At the first meeting, our school administrators gathered us together to review safety procedures because the former (existing because is still employed?!) principal filed a “reverse racism” lawsuit against the AA Public Schools. Her lawsuit was picked up (maybe encouraged) by white nationalist websites. This increased media attention alarmed our neighbors so they requested a plan to keep our kids “safe.”
I wasn’t concerned about the safety of my kids or myself from outsiders plotting to do us harm. I was already concerned that this (former?!) principal had invited in armed LEOs into the school *without* a shared memorandum of understanding for how LEOs would interact with children. For the past several years we have been engaged on behalf of our children and other black and brown children in our school to ensure that they would not be criminalized for being children.

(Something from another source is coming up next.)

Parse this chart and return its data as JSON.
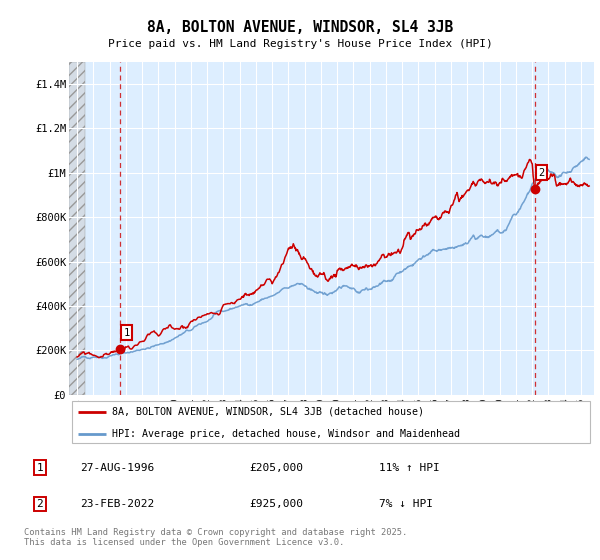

It was an interesting contrast to hear what our neighbors were concerned about and what “safety” meant to them. It all reminded me of something I recently preached about that the violence, oppression, and harm of white supremacy affects everyone not just the target of the demonic imaginations of white supremacy, but these demonic imaginations also harms those who identify as white.
I was grieving the fear, harm and changes that were being visited on our school because of the myth of “reverse racism.” I wasn’t afraid before going to the meeting. And in the meeting I realized that I had a choice. I could reject a narrative of fear that was being offered. So I did.
I left that meeting to join several community organizers, activists, and clergy to hear from the sheriff about the
excellent work* he is doing to reform his police agency. He’s revised the use of force guidelines for his department. He’s seeking grants for mental health interventions. He’s working on implementing Law Enforcement Assisted Diversion (LEAD) program, which is a pre-booking diversion program to keep low-level criminal offenses out of the criminal justice system. He let us know that he doesn’t rent jail space to ICE. He doesn’t charge a daily fee to those who are incarcerated. He’s working on an addiction treatment center, and so on. We had a two-hour conversation about how we can participate in bringing criminal justice reform to our county.
At one moment, I was overwhelmed by the space that was made for me at the table to help lead the way with criminal justice reforms that will benefit everyone. As I was sitting there I reminded myself that at one point in my life someone said that I would never amount to anything. That the place of my birth and development meant that I was destined for destruction. But I am grateful to God for those who invested in me, who saw me and encouraged me, for all of the opportunities that I was afforded.
This fall our church is focused on how we can get more proximate in our community to help create, participate in, and advocate for reforms for benefit of all of us, especially those who are at the margins in our community.
It’s a great time to be alive and working in God’s kingdom!
* This was originally posted in 2019 before a Washtenaw County Sherif's deputy repeatedly punched and assaulted a county resident. The Sheriff refused to accept accountability for the actions of his deputy and this deputy remains on the force today.